Ces derniers jours, une rumeur a pris de l’ampleur sur les réseaux sociaux et certains sites web : le gouvernement des Asturies allait légalement réserver des logements sociaux aux femmes lesbiennes de plus de 55 ans. Cette information est totalement fausse, confirme l’Exécutif asturien à VerificaRTVE. Aucune décision de ce type n’a été prise et le projet de loi LGTBI actuellement en discussion ne contient aucune disposition allant dans ce sens.
Un message publié sur X (anciennement Twitter) le 13 février, et partagé plus de 1 000 fois, affirmait avec indignation :
« Des logements sociaux pour lesbiennes. De quel genre de discrimination et d’illégalité s’agit-il ? »
Cette publication, ainsi que d’autres similaires, reprenaient le titre d’un site internet annonçant que « le gouvernement socialiste des Asturies fournira des logements sociaux aux lesbiennes de plus de 55 ans », en le reliant au projet de loi LGTBI. Un autre titre affirmait même que « le gouvernement réservera légalement des logements sociaux à toutes les lesbiennes de plus de 55 ans ».

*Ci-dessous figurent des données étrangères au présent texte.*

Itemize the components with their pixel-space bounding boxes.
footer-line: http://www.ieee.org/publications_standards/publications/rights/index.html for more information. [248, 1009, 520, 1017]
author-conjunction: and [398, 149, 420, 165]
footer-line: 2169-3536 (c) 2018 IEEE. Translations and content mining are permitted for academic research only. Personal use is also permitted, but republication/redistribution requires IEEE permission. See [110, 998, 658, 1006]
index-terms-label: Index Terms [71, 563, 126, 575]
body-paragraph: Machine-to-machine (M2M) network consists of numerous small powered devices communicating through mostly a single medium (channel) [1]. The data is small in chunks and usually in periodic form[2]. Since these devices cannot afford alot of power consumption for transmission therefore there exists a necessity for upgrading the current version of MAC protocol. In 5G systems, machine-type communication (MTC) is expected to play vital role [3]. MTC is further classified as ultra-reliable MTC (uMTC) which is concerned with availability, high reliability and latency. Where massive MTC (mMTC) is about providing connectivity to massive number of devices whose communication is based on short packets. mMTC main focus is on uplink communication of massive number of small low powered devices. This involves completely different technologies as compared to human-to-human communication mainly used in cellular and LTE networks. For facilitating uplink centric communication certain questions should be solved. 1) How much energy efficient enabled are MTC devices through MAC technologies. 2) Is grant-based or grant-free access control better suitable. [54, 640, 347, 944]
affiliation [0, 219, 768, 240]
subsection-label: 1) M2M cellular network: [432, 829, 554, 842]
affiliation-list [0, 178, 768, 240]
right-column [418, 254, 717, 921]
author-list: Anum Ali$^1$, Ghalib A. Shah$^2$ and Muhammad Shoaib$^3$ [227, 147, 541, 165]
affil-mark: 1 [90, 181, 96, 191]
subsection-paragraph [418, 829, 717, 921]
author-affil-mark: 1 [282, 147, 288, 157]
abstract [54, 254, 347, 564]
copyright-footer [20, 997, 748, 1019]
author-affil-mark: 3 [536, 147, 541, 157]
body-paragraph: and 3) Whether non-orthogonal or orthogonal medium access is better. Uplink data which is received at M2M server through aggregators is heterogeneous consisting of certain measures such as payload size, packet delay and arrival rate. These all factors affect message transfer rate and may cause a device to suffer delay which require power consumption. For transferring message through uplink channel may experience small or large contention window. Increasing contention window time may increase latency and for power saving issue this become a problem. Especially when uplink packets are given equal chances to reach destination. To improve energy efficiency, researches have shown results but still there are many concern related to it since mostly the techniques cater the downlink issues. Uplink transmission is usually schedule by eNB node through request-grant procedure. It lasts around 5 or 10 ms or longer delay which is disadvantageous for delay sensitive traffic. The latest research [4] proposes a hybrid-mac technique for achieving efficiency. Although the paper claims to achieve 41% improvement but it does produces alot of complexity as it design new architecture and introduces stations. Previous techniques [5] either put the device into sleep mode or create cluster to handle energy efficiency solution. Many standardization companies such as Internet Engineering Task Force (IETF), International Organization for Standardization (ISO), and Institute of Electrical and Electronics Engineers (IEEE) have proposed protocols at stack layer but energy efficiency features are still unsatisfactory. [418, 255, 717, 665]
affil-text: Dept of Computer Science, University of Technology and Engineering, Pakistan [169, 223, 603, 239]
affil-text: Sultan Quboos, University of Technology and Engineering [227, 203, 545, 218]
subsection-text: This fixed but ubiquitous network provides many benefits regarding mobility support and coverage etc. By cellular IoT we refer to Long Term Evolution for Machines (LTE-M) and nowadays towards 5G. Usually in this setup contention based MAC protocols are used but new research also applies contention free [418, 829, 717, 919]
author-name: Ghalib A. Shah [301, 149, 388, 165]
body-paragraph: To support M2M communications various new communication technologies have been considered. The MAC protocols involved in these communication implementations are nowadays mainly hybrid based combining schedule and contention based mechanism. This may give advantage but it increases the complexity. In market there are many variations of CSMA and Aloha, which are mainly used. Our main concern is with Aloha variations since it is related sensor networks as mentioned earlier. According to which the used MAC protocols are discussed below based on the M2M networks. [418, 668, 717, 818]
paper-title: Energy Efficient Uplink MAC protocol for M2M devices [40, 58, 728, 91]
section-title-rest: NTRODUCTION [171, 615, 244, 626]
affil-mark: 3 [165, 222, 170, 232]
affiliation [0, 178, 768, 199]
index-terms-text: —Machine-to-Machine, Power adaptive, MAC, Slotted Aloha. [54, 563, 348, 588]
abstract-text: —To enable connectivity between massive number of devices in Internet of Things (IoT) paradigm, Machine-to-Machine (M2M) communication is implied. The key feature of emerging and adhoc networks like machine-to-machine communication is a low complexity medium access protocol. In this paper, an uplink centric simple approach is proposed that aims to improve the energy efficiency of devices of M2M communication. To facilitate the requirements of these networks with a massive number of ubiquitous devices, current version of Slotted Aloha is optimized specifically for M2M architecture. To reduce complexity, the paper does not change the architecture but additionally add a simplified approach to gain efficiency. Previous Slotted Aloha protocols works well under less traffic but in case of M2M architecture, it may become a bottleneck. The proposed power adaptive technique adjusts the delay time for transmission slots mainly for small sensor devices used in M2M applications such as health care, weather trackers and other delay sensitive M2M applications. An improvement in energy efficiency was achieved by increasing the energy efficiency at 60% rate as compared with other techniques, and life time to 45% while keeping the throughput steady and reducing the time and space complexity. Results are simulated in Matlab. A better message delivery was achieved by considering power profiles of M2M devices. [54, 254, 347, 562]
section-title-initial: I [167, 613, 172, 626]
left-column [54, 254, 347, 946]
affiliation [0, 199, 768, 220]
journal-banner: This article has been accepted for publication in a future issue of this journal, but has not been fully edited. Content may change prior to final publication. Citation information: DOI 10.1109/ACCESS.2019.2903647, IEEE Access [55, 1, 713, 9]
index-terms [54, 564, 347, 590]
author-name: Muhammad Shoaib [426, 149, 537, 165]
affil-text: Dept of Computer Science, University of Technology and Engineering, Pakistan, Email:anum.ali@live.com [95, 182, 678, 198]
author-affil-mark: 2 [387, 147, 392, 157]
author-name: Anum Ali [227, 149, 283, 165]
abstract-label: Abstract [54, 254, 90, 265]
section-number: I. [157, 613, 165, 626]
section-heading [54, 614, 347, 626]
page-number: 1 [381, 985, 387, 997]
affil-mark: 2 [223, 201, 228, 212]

Contacté par VerificaRTVE, le Département d’Aménagement Territorial, d’Urbanisme, de Logement et des Droits Citoyens de la Principauté des Asturies a formellement démenti cette information. Le Bureau de Communication a confirmé que l’Exécutif régional n’a pris aucune décision concernant la mise à disposition de logements sociaux à ce groupe spécifique.
Cette affirmation ne figure pas non plus dans le projet de loi pour l’éradication de la discrimination et pour une égalité réelle et effective des droits des personnes LGTBI. Actuellement en phase de consultation publique, ce texte doit encore être approuvé par le gouvernement asturien avant d’être débattu et voté au parlement régional. Dans sa version actuelle, les mesures de logement qu’il prévoit concernent principalement les jeunes LGTBI (page 59 du document) et notamment un plan spécifique pour les jeunes expulsés de leur foyer en raison de leur orientation sexuelle.
En ce qui concerne les personnes âgées LGTBI, le texte indique seulement (page 57 du document) qu’elles « ont le droit de disposer des ressources publiques ou privées qui les hébergent, qu’il s’agisse de centres de jour, de ressources sociales ou résidentielles, en respectant leur individualité, leur vie privée, leur identité sexuelle et leur expression de genre, leur orientation sexuelle et leurs caractéristiques sexuelles« . Aucune mention n’est faite d’un accès privilégié au logement public pour cette catégorie de population.
Une initiative de logement collaboratif, mais pas de financement public
Les publications véhiculant cette fausse information citent l’association Cantapaxarina comme bénéficiaire de cette mesure. Cette association a en réalité lancé une initiative de logement collaboratif pour les femmes lesbiennes plus âgées, lors d’une présentation publique à laquelle a participé Nuria Rodríguez, directrice générale de la participation citoyenne, de la transparence, de la diversité sexuelle et des LGTBI du gouvernement des Asturies.
La présidente de l’association, Margarita Llorente, a expliqué à VerificaRTVE que les femmes souhaitant participer à ce projet le feront en mettant à disposition leur propre logement et que l’initiative ne bénéficie d’aucune contribution de logements sociaux du gouvernement des Asturies. « Il s’agit de partager ce que l’on a », a-t-elle précisé. Cette initiative a été relayée par plusieurs médias (1, 2, 3), mais aucun d’entre eux ne mentionne un engagement du gouvernement régional à fournir des logements sociaux aux femmes LGTBI de plus de 55 ans.
Ce type de fausses informations s’inscrit dans un schéma de désinformation visant à propager des discours de haine contre la communauté LGTBI. VerificaRTVE a déjà alerté sur les campagnes organisées pour diffuser la désinformation et la haine contre la communauté LGTBI+ sur les réseaux sociaux et propose également un glossaire des canulars ciblant les personnes LGTBIQ+.